Range Rover Evoque (2013-2019) review – with once exotic style now familiar, does the Evoque still have what takes? - Ride and Handling
Concept car looks and a luxurious interior compensate for some less than inspiring handling
The Evoque does an excellent job of providing drivers with a stepping-stone into the full-fat Range Rover experience.
Sadly it can’t compete with the likes of BMW’s X3 or Audi’s Q5 for absolute driver engagement. But nothing in this sector is the last word in dynamic brilliance.
The Evoque has surprisingly taught body control. On twisty roads the it contains its 1655kg mass (in three door diesel guise) quite well. It corners flatly, exhibiting little of the disconcerting roll you’d expect with such a high ride-height. However grip is easily overcome, and the front will wash wide if you carry to much speed into a corner. The engines simply don’t have the performance to worry the front tyres out of a corner. The four-wheel drive models then, have more than enough traction.
Despite having a similar four-wheel drive system as a Ford Focus RS, it couldn’t feel much more different. Both have been calibrated to achieve such different results, and it highlights the sheer adaptability of the GKN system.
Beneath the sleek exterior it’s still a Land Rover so feels robust and dependable, if a bit cumbersome at an increased pace.
The Evoque’s new, lighter aluminium Ingenium engines have allowed engineers to revise the rear suspension bushes and in turn create a smoother and more compliant ride. Also new for the 2016 model year cars are larger brakes, with all but the entry level two-wheel drive car benefitting from four piston calipers mated to 325mm discs at the front and 317mm at the rear.
The Evoque’s interior isolates its passengers from the road beneath, keeping road and tyre noise to a minimum. Push the diesel motors and they do make themselves known, but mostly they’re quiet and refined. There is some noticeable wind noise from the side mirrors, however.
Sat on standard 19-inch wheels (20 and 21-inch are optional), the ride is smooth and compliant. Smaller lumps and bumps are absorbed well, while bigger undulations don’t appear to unstick the Evoque too badly.
We also tested both the two-wheel drive manual eD4 Evoque and four-wheel drive TD4 auto off-road.

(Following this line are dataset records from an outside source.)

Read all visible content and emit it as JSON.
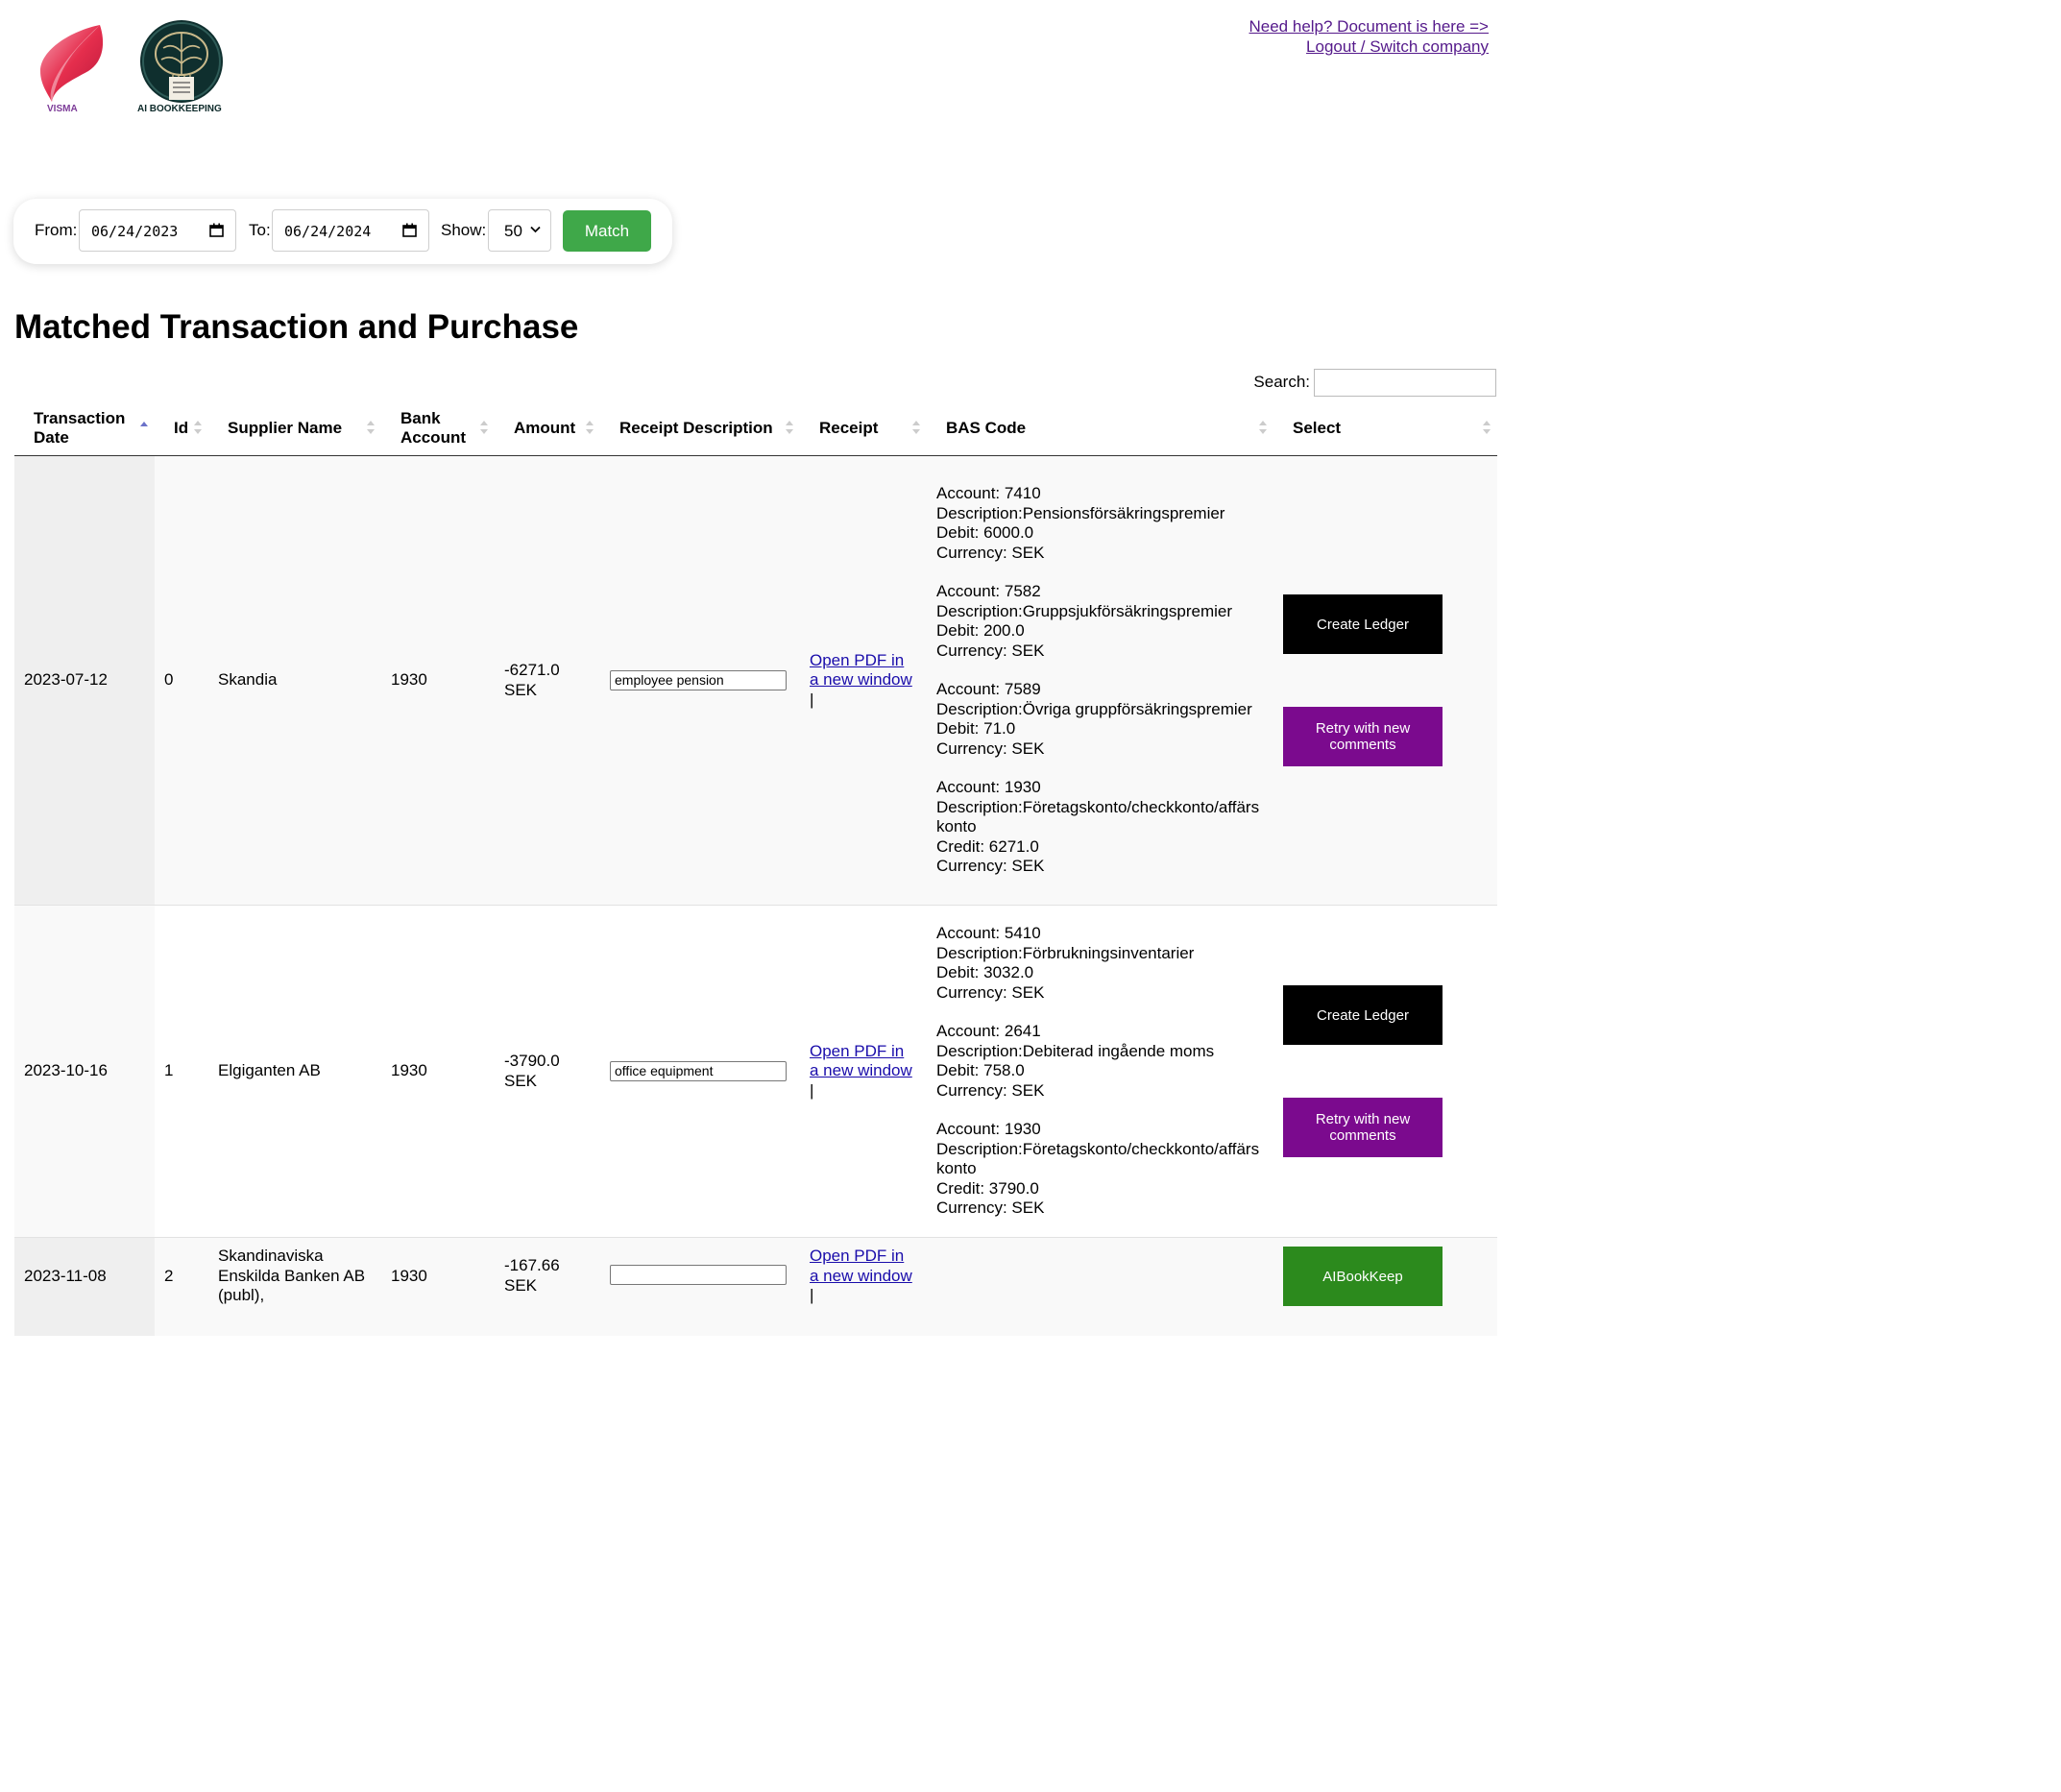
{
  "header": {
    "logo_visma_text": "VISMA",
    "logo_ai_text": "AI BOOKKEEPING",
    "help_link": "Need help? Document is here =>",
    "logout_link": "Logout / Switch company"
  },
  "filter": {
    "from_label": "From:",
    "from_value": "06/24/2023",
    "to_label": "To:",
    "to_value": "06/24/2024",
    "show_label": "Show:",
    "show_value": "50",
    "match_label": "Match"
  },
  "page_title": "Matched Transaction and Purchase",
  "search_label": "Search:",
  "table": {
    "headers": [
      "Transaction Date",
      "Id",
      "Supplier Name",
      "Bank Account",
      "Amount",
      "Receipt Description",
      "Receipt",
      "BAS Code",
      "Select"
    ],
    "rows": [
      {
        "date": "2023-07-12",
        "id": "0",
        "supplier": "Skandia",
        "bank": "1930",
        "amount": "-6271.0",
        "currency": "SEK",
        "description": "employee pension",
        "pdf_link": "Open PDF in a new window",
        "pdf_sep": "|",
        "bas": [
          [
            "Account: 7410",
            "Description:Pensionsförsäkringspremier",
            "Debit: 6000.0",
            "Currency: SEK"
          ],
          [
            "Account: 7582",
            "Description:Gruppsjukförsäkringspremier",
            "Debit: 200.0",
            "Currency: SEK"
          ],
          [
            "Account: 7589",
            "Description:Övriga gruppförsäkringspremier",
            "Debit: 71.0",
            "Currency: SEK"
          ],
          [
            "Account: 1930",
            "Description:Företagskonto/checkkonto/affärskonto",
            "Credit: 6271.0",
            "Currency: SEK"
          ]
        ],
        "btn_primary": "Create Ledger",
        "btn_secondary": "Retry with new comments"
      },
      {
        "date": "2023-10-16",
        "id": "1",
        "supplier": "Elgiganten AB",
        "bank": "1930",
        "amount": "-3790.0",
        "currency": "SEK",
        "description": "office equipment",
        "pdf_link": "Open PDF in a new window",
        "pdf_sep": "|",
        "bas": [
          [
            "Account: 5410",
            "Description:Förbrukningsinventarier",
            "Debit: 3032.0",
            "Currency: SEK"
          ],
          [
            "Account: 2641",
            "Description:Debiterad ingående moms",
            "Debit: 758.0",
            "Currency: SEK"
          ],
          [
            "Account: 1930",
            "Description:Företagskonto/checkkonto/affärskonto",
            "Credit: 3790.0",
            "Currency: SEK"
          ]
        ],
        "btn_primary": "Create Ledger",
        "btn_secondary": "Retry with new comments"
      },
      {
        "date": "2023-11-08",
        "id": "2",
        "supplier": "Skandinaviska Enskilda Banken AB (publ),",
        "bank": "1930",
        "amount": "-167.66",
        "currency": "SEK",
        "description": "",
        "pdf_link": "Open PDF in a new window",
        "pdf_sep": "|",
        "btn_primary": "AIBookKeep"
      }
    ]
  },
  "colors": {
    "match_green": "#3fa849",
    "create_black": "#000000",
    "retry_purple": "#7b0a8e",
    "aibookkeep_green": "#2c8a1d",
    "link_blue": "#1a0dab",
    "visited_purple": "#551a8b"
  }
}
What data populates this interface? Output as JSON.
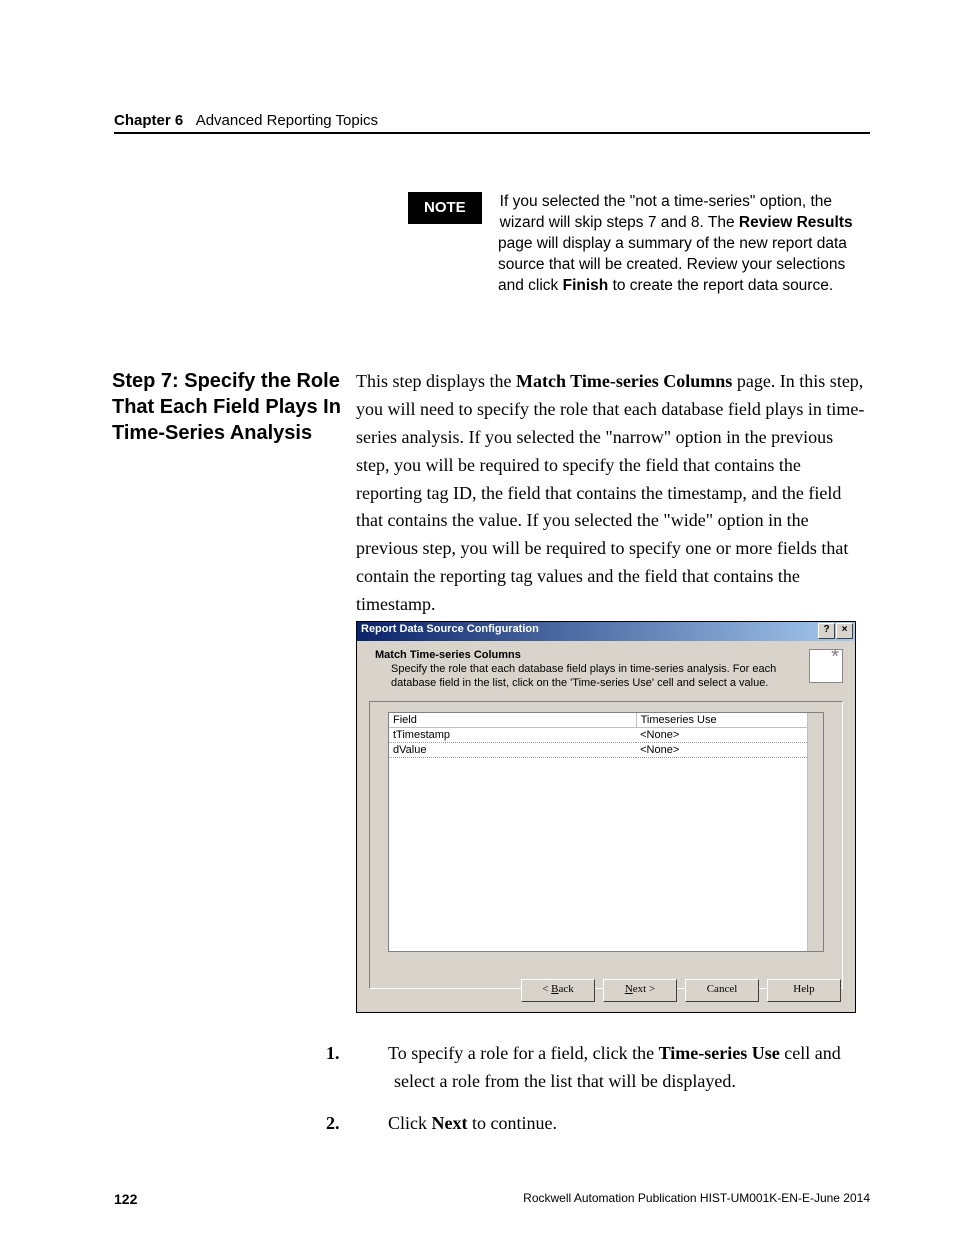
{
  "header": {
    "chapter": "Chapter 6",
    "title": "Advanced Reporting Topics"
  },
  "note": {
    "label": "NOTE",
    "text_pre": "If you selected the \"not a time-series\" option, the wizard will skip steps 7 and 8. The ",
    "bold1": "Review Results",
    "text_mid": " page will display a summary of the new report data source that will be created. Review your selections and click ",
    "bold2": "Finish",
    "text_end": " to create the report data source."
  },
  "step": {
    "heading": "Step 7: Specify the Role That Each Field Plays In Time-Series Analysis",
    "body_pre": "This step displays the ",
    "body_bold": "Match Time-series Columns",
    "body_post": " page. In this step, you will need to specify the role that each database field plays in time-series analysis. If you selected the \"narrow\" option in the previous step, you will be required to specify the field that contains the reporting tag ID, the field that contains the timestamp, and the field that contains the value. If you selected the \"wide\" option in the previous step, you will be required to specify one or more fields that contain the reporting tag values and the field that contains the timestamp."
  },
  "dialog": {
    "title": "Report Data Source Configuration",
    "subhead": "Match Time-series Columns",
    "desc": "Specify the role that each database field plays in time-series analysis.  For each database field in the list, click on the 'Time-series Use' cell and select a value.",
    "col1": "Field",
    "col2": "Timeseries Use",
    "rows": [
      {
        "f": "tTimestamp",
        "u": "<None>"
      },
      {
        "f": "dValue",
        "u": "<None>"
      }
    ],
    "btn_back_pre": "< ",
    "btn_back_u": "B",
    "btn_back_post": "ack",
    "btn_next_u": "N",
    "btn_next_post": "ext >",
    "btn_cancel": "Cancel",
    "btn_help": "Help",
    "help_btn": "?",
    "close_btn": "×"
  },
  "instructions": {
    "i1_num": "1.",
    "i1_pre": "To specify a role for a field, click the ",
    "i1_bold": "Time-series Use",
    "i1_post": " cell and select a role from the list that will be displayed.",
    "i2_num": "2.",
    "i2_pre": "Click ",
    "i2_bold": "Next",
    "i2_post": " to continue."
  },
  "footer": {
    "page": "122",
    "pub": "Rockwell Automation Publication HIST-UM001K-EN-E-June 2014"
  }
}
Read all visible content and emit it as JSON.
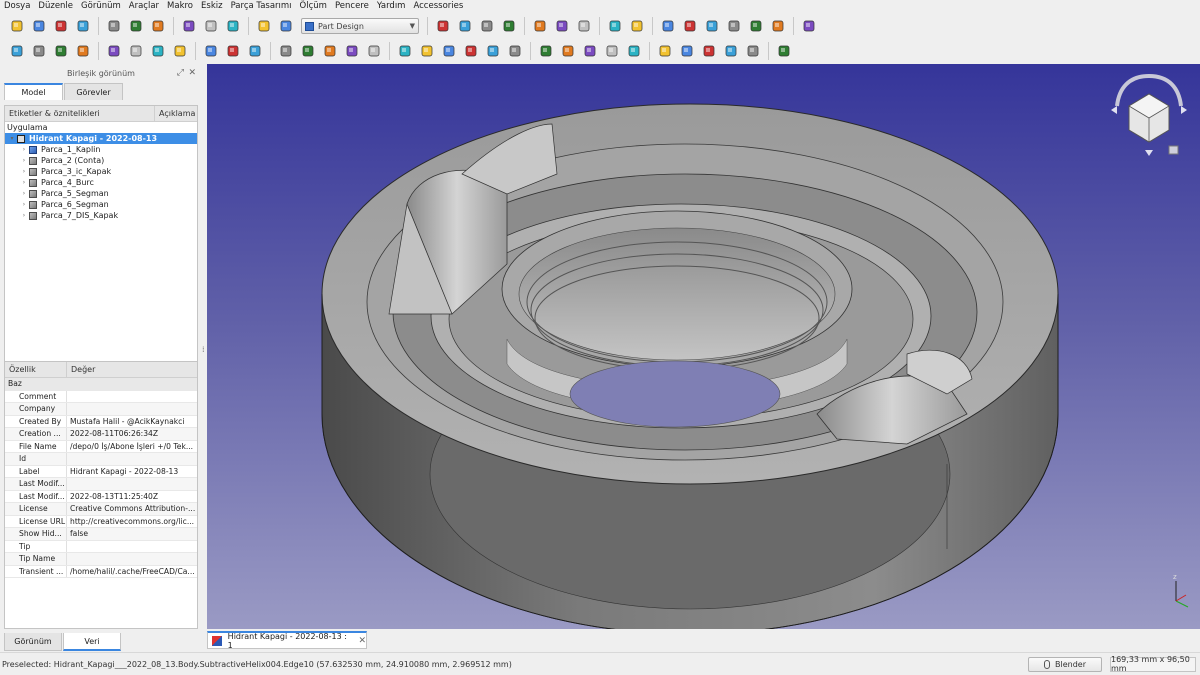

It’s here where the Evoque impresses. It’s easy to forget, given how many you spot about town, that it’s actually capable of going off-road at all. Sending the car through a 500mm deep wading pool quickly reminds you of its capabilities.
Land Rover’s ‘All Terrain Progress Control’ is also new for 2016. A sort of off-road cruise control normally found on the more expensive models in the Range Rover line up, it allows you to creep along at a desired speed (at a maximum speed of 19mph) and with vehicle’s electronics controlling descent speeds, braking and throttle inputs while you simply steer. How many Evoque users will ever put the system to use we’re not so sure, but it’s impressive to see such advanced 4WD technology making its way on to entry-level Range Rovers.
Ultimately the Evoque just isn’t that exciting to drive. It’s much more at home about town or on the motorway (likely where most will find themselves), offering decent refinement and comfort for the money.